Bei Minute 22:20 flunkert Graßl dann endgültig. Er behauptet, die Modelle würden angeblich mit der Beobachtung übereinstimmen. Dies ist falsch. Der IPCC hat dies selber im 5. Bericht eingeräumt. Die Modelle können die Mittelalterliche Wärmeperiode nicht nachvollziehen. Die Natur hält sich nicht an die physikalischen Modellvorgaben. Graßl umgeht das Problem, indem er nur über das 20. Jahrhundert spricht. Das ist natürlich viel zu kurz, um Modelle zu validieren. Das weiß auch Schwanke, der dazu jedoch schweigt. Ein Buddy-Interview. Anstatt mit Fakten, versucht Graßl mit klimareligiösen Methoden für seine Klimamodelle zu werben. Man müsse einfach Vertrauen in sie haben. Naja, weder haben sie den Hiatus des frühen 21. Jahrhunderts hinbekommen, noch die Wärme vor 1000 Jahren simulieren können. Wieviele Fehlschläge braucht es noch, um die Modelle sytematisch von unabhängiger Seite auf Herz und Nieren prüfen zu lassen? Stichwort: Red Team.
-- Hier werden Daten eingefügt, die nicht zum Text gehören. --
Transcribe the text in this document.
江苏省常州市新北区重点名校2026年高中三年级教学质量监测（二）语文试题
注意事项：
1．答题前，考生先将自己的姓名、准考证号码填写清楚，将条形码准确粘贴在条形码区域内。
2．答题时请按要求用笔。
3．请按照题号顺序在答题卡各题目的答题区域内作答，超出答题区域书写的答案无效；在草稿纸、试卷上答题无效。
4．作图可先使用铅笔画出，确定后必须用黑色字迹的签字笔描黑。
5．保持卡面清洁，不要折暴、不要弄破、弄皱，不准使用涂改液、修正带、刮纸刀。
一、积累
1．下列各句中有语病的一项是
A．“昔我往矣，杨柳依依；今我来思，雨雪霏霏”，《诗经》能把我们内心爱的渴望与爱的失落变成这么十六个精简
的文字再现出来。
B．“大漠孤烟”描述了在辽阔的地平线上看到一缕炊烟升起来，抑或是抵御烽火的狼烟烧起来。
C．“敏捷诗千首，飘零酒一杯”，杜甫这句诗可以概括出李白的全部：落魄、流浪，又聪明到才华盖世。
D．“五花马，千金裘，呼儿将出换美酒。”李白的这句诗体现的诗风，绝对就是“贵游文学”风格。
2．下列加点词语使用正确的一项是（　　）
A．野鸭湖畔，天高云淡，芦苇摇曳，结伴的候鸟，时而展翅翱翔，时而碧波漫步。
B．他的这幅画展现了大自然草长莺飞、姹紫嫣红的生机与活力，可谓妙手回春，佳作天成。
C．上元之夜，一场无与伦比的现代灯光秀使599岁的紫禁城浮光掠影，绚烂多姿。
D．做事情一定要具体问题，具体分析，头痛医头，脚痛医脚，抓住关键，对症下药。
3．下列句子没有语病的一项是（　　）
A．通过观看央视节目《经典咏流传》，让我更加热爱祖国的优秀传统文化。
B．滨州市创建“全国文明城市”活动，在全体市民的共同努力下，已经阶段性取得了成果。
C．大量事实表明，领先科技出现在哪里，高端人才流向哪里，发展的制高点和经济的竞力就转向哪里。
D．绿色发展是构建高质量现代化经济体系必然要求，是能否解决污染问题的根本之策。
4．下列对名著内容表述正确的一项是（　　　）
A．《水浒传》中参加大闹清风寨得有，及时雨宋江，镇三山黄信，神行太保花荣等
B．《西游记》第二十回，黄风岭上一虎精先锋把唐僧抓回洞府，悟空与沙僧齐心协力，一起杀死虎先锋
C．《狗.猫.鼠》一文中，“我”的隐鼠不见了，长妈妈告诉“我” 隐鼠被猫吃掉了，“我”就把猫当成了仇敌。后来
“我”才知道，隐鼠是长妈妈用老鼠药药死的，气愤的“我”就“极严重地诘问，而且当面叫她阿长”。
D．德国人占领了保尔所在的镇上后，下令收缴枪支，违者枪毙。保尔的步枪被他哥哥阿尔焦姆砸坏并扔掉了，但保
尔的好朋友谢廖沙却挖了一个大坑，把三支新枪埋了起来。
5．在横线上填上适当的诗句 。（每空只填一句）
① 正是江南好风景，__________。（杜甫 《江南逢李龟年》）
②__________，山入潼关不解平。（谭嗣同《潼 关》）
Bei Minute 30:00 geht es um die natürliche Klimavariabilität der letzten 3 Milliarden Jahre, die sich in der engen Spanne von 20-10°C globaler Mitteltemperatur abspielte. Schwanke fragt, wie das Klimasystem der Erde dies schaffen konnte, gibt es vielleicht einen dämpfenden Mechanismus, der Extreme verhindert? Graßl ist das Thema unangenehm. Da könnte man ja fast auf die Idee kommen, dass es auch heute solch einen Schutzmechanismus geben könnte. Er spielt den Joker und verweist auf aktuelle Forschungsanstrengungen. Graßl fährt seine harte Linie unbeirrt von den Fakten einfach weiter. Weshalb traut sich niemand, ihn mit der Wahrheit zu konfrontieren?